Most of the traditional data measures on the 2016 election data were pretty consistent in showing a big Clinton win. It could be that 2016 is telling us the electorate now functions differently.
The data tools are part of the problem in two ways: (1) the models themselves, and (2) the false belief that everything can be quantified. We’ll go in inverse order.
Science oft leads to scientism, of which a symptom is the belief that everything can be quantified, or at least approximately quantified. Thus (partly) the phenomenon of Big Data. (The facet of Big Data that merely involves storage, processing, and computation of massive buckets of bits, while important, such as how individuals can be tracked, I ignore; I am interested here only in prediction.) Big Data is at least the hope that if enough things are measured, prediction will be easy. Cram every tidbit of information into some universal algorithm, ask that algorithm a question, and out will pop the answer.
Computers get better, faster, stronger. And, after all, do not computers now routinely beat humans in chess and go? They do, but those games have known rules which are of trivial complexity. What are the rules that account for human behavior? How do you program them? Nobody knows the answer to either question. The hope that as technology progresses we’ll learn these rules is bound to fail.

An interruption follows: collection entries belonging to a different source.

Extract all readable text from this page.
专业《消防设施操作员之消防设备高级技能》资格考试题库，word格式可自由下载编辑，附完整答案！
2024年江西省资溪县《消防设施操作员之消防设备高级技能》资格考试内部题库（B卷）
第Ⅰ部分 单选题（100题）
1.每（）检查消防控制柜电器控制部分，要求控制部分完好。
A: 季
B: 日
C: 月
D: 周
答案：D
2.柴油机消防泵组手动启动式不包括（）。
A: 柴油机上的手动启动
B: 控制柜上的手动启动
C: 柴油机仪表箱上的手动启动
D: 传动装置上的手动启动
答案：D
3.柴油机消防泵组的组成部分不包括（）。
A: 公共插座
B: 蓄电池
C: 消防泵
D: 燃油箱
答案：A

Some have the idea that, eventually, the brain and body will be mapped down to the atomic level. Imagine that this is so. A person’s behavior, these people say, can then be projected (and understood) within the uncertainties imposed by quantum mechanics (or whatever might be its replacement). This follows. If we really could, never mind how, know and computerize how every element in a person’s body interacts then via true rules of elemental interaction, as in equations of motions of a gas, we could predict that person’s behavior. We could predict his very thoughts!
Alas, the missing assumption is that man is entirely a physical creature, which is false. There isn’t a person alive (though there may be many dead) who understand the rules of spiritual interaction. There is no way to quantify the spiritual, and thus no way to quantify the spiritual-physical interaction. Thus complete persons will ever be closed off to Science.
Besides, we’re never interested in persons, but person-environments. Even if you could map every element in a person, and there was no spiritual dimension, you’d have to also map every element in his universe to capture the person-environment interactions. Meaning, of course, the computer you use would have to be larger than the universe mapped.
There is more hope that we can predict group behavior. People are quirky but mobs are predictable, it is said. Compile data into big enough a pile and we can show just how far ISIS will have spread fifty years hence. Which means also predicting how non-ISIS groups interact with ISIS. Which means we’re still in deep kimchee, accuracy wise.
Much, much more to say on this topic. Today is only a teaser. About the election predictions themselves, before the outcome I wrote this, cautioning against the idea that we have correctly identified all the things that should—and can—be measured. Computer models, as is obvious, are biased towards that which can be measured. That which can’t be measured, even if it is that which is most important or influential, won’t be computed. This is a tautology with a twist. Because that which is computed is computed on a computer, and labeled inter alia “sophisticated”, the output will be accorded undue weight because of scientism.
About the ineptness of the models themselves, see this book, especially the latter chapters. One must admit (as I do in the book and elsewhere) that computer scientists are genuises at naming their algorithms. They sing. They beguile. They imbue the same hopefulness in one’s breasts as do those infomercials one sees upon waking after falling asleep in front of the tube about new ways to chop vegetables and cook and serve them with no mess. Yet when the algorithm arrives in the mail, you unwrap it and try applying it to human behavior in real life, they work just as good as do those new fangled vegetable peelers.